How Can Epigenetics Influence Our Internal Genetics?
Epigenetics is the study of how the environment and other factors can change the way that genes are expressed. While epigenetic changes do not alter the sequence of a person’s genetic code, they can play an important role in development. Scientists who work in epigenetics explore the mechanisms that affect the activity of genes.
– Psychology Today
When I was a student, we used to debate whether it was nature or nurture that helped create our individuality and personalities. Now we know that both are at play, and that genetics has a huge role in who we become as adults.
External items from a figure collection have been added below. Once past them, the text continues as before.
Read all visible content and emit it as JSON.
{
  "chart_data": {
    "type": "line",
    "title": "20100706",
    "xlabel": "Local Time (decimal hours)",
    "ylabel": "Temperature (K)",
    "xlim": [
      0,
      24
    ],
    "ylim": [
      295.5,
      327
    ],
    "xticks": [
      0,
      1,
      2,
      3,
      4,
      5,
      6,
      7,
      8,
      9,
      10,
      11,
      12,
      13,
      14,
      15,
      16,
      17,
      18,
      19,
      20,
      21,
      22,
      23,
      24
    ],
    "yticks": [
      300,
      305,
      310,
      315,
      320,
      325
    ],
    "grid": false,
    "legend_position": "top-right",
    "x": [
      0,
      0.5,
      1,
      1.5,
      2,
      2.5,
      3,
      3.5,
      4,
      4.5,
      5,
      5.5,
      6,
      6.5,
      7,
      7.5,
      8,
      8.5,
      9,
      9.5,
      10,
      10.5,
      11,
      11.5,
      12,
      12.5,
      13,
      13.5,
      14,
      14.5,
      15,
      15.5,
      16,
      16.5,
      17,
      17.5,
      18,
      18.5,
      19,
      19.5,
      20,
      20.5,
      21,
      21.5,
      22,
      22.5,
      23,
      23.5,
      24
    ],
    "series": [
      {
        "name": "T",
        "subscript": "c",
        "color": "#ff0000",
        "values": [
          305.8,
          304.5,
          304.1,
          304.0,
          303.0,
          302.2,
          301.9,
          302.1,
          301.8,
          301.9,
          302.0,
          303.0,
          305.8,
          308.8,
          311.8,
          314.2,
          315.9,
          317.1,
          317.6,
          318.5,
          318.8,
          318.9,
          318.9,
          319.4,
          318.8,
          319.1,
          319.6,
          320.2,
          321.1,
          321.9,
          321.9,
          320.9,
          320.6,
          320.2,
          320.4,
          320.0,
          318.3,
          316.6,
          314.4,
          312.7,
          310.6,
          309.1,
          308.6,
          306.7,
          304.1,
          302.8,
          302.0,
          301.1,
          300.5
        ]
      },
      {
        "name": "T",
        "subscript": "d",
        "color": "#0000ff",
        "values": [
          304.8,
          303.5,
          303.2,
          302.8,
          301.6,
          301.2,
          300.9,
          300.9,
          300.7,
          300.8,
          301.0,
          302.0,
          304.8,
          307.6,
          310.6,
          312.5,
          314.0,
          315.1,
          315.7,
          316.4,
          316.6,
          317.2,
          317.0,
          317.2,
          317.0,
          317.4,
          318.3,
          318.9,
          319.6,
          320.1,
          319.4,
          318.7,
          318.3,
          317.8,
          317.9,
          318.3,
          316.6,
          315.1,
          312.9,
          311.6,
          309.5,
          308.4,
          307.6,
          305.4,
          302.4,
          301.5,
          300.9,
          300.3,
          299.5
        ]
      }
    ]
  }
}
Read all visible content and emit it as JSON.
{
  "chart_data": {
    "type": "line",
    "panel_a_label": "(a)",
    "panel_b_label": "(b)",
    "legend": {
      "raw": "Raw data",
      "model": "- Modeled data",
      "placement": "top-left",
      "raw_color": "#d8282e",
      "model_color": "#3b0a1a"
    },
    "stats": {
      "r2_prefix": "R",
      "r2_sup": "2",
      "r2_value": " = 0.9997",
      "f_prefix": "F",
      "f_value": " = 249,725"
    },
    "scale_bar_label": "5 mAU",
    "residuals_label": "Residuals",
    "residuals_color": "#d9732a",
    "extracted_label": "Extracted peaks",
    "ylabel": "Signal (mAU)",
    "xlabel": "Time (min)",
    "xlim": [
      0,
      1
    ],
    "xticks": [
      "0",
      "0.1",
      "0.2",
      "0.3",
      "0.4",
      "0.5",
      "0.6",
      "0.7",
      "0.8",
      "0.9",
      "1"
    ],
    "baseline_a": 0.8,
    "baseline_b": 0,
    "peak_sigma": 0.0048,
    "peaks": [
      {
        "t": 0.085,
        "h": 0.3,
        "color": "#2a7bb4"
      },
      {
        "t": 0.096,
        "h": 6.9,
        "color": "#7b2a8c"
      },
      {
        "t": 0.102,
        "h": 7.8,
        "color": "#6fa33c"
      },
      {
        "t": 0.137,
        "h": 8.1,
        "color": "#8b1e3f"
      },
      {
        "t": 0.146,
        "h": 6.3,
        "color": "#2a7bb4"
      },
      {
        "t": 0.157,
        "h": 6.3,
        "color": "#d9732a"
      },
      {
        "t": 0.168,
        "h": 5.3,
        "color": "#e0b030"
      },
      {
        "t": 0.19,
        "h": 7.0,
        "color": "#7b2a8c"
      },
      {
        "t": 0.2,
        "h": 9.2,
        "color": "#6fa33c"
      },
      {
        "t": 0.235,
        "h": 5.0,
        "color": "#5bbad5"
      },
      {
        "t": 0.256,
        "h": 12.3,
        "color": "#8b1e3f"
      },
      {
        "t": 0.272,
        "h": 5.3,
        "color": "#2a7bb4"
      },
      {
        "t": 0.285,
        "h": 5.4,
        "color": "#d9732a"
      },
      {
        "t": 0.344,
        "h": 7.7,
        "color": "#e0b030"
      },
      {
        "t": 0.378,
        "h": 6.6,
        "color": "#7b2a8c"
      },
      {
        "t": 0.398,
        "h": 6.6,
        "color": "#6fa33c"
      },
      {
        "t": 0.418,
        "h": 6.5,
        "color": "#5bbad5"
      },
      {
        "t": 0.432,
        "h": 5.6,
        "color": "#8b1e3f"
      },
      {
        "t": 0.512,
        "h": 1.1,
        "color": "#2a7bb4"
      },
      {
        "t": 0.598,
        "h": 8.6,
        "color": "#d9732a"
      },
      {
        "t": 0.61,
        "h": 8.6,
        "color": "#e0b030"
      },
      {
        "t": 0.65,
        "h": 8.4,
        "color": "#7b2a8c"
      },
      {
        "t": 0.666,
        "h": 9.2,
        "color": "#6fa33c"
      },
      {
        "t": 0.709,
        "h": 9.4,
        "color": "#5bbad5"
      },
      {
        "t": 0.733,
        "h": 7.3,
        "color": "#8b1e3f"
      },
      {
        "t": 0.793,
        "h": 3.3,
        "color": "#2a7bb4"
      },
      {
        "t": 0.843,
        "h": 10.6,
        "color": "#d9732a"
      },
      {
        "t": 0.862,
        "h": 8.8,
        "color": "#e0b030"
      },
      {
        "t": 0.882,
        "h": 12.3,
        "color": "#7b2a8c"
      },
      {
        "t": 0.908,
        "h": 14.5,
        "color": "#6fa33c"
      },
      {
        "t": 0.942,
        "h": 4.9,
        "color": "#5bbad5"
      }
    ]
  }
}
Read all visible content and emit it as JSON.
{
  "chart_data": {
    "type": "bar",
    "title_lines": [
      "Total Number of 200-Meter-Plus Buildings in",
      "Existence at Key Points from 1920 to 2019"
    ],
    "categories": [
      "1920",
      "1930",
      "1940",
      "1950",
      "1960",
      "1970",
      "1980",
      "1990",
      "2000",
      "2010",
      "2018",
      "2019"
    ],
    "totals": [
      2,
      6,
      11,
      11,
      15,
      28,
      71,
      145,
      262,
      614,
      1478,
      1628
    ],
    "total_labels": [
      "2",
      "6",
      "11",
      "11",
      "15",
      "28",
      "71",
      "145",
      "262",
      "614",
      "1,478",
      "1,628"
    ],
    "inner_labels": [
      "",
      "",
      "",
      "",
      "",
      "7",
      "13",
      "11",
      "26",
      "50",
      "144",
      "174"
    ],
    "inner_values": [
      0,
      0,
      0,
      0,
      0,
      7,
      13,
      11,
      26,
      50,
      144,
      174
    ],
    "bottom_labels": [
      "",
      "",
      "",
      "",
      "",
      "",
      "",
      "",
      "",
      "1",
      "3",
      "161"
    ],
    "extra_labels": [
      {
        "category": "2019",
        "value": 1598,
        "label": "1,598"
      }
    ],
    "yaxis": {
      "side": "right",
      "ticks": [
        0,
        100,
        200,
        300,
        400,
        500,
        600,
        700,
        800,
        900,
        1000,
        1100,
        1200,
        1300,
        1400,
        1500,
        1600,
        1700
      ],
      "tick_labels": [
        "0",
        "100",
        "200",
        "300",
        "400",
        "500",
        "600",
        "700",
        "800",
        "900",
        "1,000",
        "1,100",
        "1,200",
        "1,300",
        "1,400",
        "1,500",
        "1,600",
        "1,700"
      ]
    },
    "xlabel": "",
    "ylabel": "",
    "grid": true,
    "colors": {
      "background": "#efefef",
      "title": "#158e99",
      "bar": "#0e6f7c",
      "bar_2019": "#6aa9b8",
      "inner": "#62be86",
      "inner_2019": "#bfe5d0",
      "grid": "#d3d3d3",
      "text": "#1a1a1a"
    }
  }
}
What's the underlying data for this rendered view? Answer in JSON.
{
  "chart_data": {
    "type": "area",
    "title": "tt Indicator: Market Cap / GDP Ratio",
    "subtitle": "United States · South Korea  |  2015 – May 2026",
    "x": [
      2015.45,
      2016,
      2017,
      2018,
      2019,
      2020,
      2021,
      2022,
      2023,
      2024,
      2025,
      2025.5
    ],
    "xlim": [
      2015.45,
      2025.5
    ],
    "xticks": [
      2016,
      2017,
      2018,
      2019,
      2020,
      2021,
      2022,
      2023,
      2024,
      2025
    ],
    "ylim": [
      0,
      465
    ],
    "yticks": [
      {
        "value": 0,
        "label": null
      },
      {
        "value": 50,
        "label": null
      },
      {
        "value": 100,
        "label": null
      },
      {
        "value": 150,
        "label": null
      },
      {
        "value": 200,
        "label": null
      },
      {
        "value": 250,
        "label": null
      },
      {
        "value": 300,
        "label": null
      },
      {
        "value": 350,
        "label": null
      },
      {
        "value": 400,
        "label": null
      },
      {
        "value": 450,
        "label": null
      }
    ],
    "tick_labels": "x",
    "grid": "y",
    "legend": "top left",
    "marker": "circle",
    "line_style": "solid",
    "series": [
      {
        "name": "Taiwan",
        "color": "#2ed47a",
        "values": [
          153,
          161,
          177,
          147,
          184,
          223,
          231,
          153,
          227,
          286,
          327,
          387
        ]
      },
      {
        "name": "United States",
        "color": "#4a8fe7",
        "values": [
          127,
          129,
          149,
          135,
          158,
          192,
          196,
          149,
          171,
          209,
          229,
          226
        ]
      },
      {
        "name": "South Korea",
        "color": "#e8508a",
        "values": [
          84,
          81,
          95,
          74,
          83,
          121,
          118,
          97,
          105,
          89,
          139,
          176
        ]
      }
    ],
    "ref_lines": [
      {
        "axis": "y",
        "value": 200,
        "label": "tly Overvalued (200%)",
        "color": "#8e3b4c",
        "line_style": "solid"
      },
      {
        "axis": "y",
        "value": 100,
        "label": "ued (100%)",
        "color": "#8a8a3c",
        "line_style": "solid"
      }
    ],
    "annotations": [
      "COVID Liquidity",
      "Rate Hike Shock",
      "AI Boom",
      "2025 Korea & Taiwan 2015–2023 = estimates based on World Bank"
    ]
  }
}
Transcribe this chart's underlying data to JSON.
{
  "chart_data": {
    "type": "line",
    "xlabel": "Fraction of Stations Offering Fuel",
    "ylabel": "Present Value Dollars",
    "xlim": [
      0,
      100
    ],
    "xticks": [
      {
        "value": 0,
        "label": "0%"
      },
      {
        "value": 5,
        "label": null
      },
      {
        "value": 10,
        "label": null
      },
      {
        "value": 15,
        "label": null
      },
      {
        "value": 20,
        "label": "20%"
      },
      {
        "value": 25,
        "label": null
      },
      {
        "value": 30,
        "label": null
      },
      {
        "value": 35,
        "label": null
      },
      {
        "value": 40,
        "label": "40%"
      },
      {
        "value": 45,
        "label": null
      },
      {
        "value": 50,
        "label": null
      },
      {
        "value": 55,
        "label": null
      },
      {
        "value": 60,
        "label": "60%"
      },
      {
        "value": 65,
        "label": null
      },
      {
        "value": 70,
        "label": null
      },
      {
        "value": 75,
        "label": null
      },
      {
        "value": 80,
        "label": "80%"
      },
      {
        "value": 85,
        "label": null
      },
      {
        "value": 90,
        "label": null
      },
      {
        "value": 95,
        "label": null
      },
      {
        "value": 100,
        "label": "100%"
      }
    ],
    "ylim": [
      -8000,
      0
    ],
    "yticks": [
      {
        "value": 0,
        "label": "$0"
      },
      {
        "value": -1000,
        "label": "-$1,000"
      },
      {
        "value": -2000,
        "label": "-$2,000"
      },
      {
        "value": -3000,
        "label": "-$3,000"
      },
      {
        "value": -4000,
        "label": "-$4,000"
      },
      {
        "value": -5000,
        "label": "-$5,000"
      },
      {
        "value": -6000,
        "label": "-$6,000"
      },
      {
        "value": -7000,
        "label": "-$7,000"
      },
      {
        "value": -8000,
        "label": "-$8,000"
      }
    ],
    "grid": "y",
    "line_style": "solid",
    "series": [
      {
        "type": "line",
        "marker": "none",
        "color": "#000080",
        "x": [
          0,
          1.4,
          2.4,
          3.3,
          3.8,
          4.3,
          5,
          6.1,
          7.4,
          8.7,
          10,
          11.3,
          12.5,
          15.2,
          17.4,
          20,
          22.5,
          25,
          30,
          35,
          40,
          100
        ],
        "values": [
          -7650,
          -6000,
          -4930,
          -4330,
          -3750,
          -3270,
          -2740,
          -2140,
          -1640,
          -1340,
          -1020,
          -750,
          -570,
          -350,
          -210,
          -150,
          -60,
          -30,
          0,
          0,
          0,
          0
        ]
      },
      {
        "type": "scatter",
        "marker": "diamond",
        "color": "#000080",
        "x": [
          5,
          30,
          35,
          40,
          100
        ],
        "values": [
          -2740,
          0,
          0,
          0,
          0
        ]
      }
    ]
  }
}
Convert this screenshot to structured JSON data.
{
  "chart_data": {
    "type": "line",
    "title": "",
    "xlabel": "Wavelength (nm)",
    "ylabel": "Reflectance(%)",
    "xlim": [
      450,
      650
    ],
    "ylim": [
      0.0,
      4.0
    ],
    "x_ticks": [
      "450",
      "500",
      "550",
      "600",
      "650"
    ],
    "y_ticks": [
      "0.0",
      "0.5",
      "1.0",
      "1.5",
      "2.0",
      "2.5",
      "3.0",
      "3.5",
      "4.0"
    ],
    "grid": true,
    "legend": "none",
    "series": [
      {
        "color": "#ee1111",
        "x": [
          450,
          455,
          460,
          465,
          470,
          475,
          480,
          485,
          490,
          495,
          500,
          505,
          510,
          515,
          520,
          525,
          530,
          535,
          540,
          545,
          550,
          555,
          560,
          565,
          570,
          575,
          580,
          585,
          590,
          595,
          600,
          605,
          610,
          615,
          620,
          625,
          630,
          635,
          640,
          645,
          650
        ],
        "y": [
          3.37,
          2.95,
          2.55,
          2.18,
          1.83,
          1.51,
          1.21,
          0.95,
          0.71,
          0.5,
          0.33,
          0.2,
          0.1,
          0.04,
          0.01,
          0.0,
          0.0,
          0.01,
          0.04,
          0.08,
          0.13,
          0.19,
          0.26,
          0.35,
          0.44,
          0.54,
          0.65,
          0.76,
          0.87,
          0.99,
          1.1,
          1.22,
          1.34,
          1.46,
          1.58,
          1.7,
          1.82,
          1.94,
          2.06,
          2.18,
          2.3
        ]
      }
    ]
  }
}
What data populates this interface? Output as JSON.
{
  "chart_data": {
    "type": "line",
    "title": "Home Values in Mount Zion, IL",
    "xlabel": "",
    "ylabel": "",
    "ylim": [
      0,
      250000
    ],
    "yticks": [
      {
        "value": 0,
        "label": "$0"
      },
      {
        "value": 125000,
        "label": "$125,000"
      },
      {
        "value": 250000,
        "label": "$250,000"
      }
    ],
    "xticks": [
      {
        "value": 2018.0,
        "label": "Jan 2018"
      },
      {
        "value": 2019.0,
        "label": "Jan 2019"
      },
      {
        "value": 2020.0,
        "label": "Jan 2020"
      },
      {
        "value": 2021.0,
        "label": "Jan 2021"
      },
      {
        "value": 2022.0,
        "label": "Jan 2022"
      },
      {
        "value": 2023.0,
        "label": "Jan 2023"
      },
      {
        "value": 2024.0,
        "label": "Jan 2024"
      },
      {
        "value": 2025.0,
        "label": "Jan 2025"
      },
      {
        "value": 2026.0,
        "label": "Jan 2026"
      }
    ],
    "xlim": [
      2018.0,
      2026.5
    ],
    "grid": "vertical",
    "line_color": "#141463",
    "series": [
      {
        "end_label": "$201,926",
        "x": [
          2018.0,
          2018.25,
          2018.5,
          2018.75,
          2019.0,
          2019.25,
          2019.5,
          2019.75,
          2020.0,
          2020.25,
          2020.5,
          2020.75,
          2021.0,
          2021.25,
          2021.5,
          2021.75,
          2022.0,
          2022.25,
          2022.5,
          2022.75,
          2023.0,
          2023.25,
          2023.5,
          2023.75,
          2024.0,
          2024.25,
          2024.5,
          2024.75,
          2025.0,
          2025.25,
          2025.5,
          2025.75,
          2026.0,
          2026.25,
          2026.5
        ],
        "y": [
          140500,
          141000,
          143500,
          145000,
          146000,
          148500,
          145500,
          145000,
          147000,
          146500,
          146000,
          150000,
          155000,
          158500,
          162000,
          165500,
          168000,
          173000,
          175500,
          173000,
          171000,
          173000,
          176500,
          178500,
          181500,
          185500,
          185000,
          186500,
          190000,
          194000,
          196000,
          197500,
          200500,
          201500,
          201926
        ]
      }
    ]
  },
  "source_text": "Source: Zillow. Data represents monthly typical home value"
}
The study of genes is called genetics and refers to an individual’s genetic code created by DNA. The study of physical manifestations affecting how genes are “expressed” is called epigenetics. It relates to the understanding of how chemical compounds attach themselves to DNA.
According to the CDC,
Genes play an important role in your health, but so do your behaviors and environment, such as what you eat and how physically active you are. Epigenetics is the study of how your behaviors and environment can cause changes that affect the way your genes work. Unlike genetic changes, epigenetic changes are reversible and do not change your DNA sequence, but they can change how your body reads a DNA sequence.
As a seeker of Wholistic Wellbeing, my takeaway is that we can influence our individual health, wellbeing, and longevity. A healthy body and mind both derive from excellent nutritional consumption; from being surrounded by love, support, and nurturing; and from adapting to environments that imbue our senses with calm and our mindset with growth.
Whether it’s early stress, a bad diet, lack of exercise, smoking, or drug use, exposure to these negative influences can impact our body’s interpretation of our DNA sequencing for the worse. More alarmingly still, even prenatal exposure to these negative influences has shown that the “methylation” of genes that influence growth can contribute to the way a person’s body and mind eventually develop. Methylation is a biochemical process involving the transfer of one carbon atom and three hydrogen atoms (CH3) — from one substance to another.
You may recall the story of legendary Hollywood actress Audrey Hepburn and how the trauma of her father leaving the family, plus the near starvation she experienced during World War 2 while she lived in the Netherlands under German occupation, affected her mind and body for life. She was a tiny, undernourished child, and she remained thin throughout her life. People born and growing up in war zones have an increased emotional vulnerability caused by the stresses they experienced early on. They can become vulnerable to both physical and mental illness due to the changes in their epigenome. They also tend to hit puberty much earlier.
Can you change your epigenome? It appears that the answer is yes. Even something like smoking, which has been proven to shorten life, can have its effects reversed when a person quits smoking.
As a proponent of mindful wellbeing, I advise you to reach for the stars when it comes to insulating children from stress. Provide them with the most stable environment possible and feed them good quality nutritional meals. As for the rest of us adults, no matter our background, let’s strive to use this modern wisdom, that we can affect outcomes through epigenetics, to treat ourselves as kindly as we do our most beloved children.